作者sophia0603 (sophia)
看板NTU06DFLL
标题[公告] 台大莎士比亚专题演讲
时间Thu May 17 21:17:27 2007
NTU Shakespeare Colloquium
台大莎士比亚专题演讲
Dr. Charles Ross
Professor of English
Chair of the Comparative Literature Program
Purdue University
美国普渡大学英语系教授、比较文学系主任
A distinguished scholar in classic, medieval and modern languages and
literatures, Dr. Ross is the author of Elizabethan Literature and the Law of
Fraudulent Conveyance: Sidney, Spenser, and Shakespeare, The Custom of the
Castle from Malory to Macbeth, and Vladimir Nabokov: Life, Work, and
Criticism. He has also translated Statius’s first-century A.D. epic The
Thebaid (Seven against Thebes) and Matteo Maria Boiardo's romantic epic
Orlando Innamorato (Orlando in Love, 1483). His co-edited collections
include Lectura Dantis: Inferno and Fortune and Romance.
专题演讲:《驯悍记》与女继承人保护法
The Taming of the Shrew and the Heiress Protection Statute
5月29日周二下午3:30-5:00 台湾大学校史馆(旧总图)会议室
The paper shows how the heiress protection statute (4, 5 Philip & Mary c 8)
relates to laws about fraudulent conveyancing (the subject of my 2003 book)

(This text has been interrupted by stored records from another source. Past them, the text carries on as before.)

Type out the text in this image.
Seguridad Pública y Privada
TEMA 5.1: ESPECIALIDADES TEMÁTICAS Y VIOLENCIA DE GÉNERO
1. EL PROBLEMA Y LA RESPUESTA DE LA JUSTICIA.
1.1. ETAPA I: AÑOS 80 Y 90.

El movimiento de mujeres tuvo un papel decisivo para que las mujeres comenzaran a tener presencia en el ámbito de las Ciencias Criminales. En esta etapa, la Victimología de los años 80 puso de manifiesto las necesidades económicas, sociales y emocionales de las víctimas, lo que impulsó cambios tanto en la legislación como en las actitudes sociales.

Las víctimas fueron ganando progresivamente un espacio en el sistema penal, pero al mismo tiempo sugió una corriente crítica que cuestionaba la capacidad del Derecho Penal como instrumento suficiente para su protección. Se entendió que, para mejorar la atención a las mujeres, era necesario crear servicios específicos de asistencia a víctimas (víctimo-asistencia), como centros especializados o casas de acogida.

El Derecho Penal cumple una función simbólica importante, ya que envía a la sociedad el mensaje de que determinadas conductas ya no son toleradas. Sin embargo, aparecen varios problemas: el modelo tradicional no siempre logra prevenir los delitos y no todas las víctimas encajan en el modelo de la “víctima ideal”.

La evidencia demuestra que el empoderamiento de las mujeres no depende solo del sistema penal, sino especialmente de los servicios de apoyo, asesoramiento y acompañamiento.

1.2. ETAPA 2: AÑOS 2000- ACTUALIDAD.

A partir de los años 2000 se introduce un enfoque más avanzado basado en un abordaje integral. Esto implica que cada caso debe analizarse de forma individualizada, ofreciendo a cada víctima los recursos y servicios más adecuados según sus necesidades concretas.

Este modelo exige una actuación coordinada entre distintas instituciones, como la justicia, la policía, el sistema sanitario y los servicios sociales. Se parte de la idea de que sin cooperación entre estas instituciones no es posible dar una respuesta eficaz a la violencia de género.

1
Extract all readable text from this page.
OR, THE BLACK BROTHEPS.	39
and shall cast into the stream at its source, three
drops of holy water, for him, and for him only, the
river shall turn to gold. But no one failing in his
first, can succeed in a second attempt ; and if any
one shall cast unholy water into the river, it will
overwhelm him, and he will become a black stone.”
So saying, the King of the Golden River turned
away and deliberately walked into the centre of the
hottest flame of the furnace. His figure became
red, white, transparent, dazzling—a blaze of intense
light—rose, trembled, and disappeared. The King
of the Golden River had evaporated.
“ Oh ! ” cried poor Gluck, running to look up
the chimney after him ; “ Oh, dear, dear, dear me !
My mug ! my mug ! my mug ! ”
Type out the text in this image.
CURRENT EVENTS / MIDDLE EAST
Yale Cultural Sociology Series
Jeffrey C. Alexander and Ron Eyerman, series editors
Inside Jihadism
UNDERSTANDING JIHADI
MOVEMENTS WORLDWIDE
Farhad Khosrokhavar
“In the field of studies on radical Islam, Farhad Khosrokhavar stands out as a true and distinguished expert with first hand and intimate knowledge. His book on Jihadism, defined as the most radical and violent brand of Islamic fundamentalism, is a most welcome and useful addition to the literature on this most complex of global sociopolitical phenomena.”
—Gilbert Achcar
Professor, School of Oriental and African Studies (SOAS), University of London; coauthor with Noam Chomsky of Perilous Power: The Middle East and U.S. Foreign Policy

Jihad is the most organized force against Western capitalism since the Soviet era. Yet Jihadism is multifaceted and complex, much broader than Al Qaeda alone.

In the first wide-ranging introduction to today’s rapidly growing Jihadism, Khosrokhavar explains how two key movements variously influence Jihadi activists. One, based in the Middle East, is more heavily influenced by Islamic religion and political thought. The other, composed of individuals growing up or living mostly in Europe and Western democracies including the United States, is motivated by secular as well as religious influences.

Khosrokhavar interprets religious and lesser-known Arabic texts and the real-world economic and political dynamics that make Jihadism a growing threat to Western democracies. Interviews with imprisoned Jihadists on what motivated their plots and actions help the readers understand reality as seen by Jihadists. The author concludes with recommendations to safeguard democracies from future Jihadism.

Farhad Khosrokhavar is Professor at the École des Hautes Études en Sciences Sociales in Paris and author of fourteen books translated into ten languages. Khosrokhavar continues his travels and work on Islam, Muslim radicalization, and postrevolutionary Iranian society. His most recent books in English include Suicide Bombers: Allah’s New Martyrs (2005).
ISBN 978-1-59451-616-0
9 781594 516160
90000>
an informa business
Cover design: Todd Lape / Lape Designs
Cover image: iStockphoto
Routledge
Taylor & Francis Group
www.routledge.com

and how that affects the current theoretical debate about the role of
statutes in the relationship of literature and the law. After talking about
current work on Shakespeare and the Law, I will use the statute to
investigate how Shakespeare’s The Taming of the Shrew handles Lucentio’s
plan to elope with Bianca. The play reveals or comments on the weakness of
the statute by contrasting Lucentio’s plans to elope with the more complex
plot devised by Lucentio’s servant Tranio. Tranio’s plot, in turn, tells
us a good deal about the agency Katharina, whose marriage to Petrucchio falls
outside the heiress protection statute. A similar correction of the
ineffective statute 4, 5 Philip & Mary c 8 can be found in other plays such
as The Merchant of Venice, Othello, and Romeo and Juliet.
专题演讲:莎士比亚电影中的马
Horses in Shakespeare on Film
6月1日周五下午2:00-3:30 台湾大学新生大楼402室
This talk will use film clips to illustrate how horses helped Shakespeare
move from stage to screen while at the same time raising the question of what
non-textual item may move Shakespeare into the next generation of media
development. Kenneth Branagh is an important Shakespearean actor but he was
never able to make a popular Shakespeare film until he borrowed the publicity
shots for the 1960 American Western The Magnificent Seven and used the motif
for the opening of his film Much Ado About Nothing. Much of the success of
the Franco Zeffirelli’s Hamlet starring Mel Gibson is that his Hamlet rides
horses that are nowhere in the play. The ultimate examples of how horses can
bring Shakespeare alive even without the text are probably the films of Akira
Kurosawa. It is a lesson that I think was learned by the Taiwan director Ang
Lee. He is best known in America for Crouching Tiger, Hidden Dragon, but
Hollywood gave him greater approval for Brokeback Mountain, not because he
made a film about homosexual cowboys, but because he set the film in the west
and gave horses and a Western landscape to his sheepherders.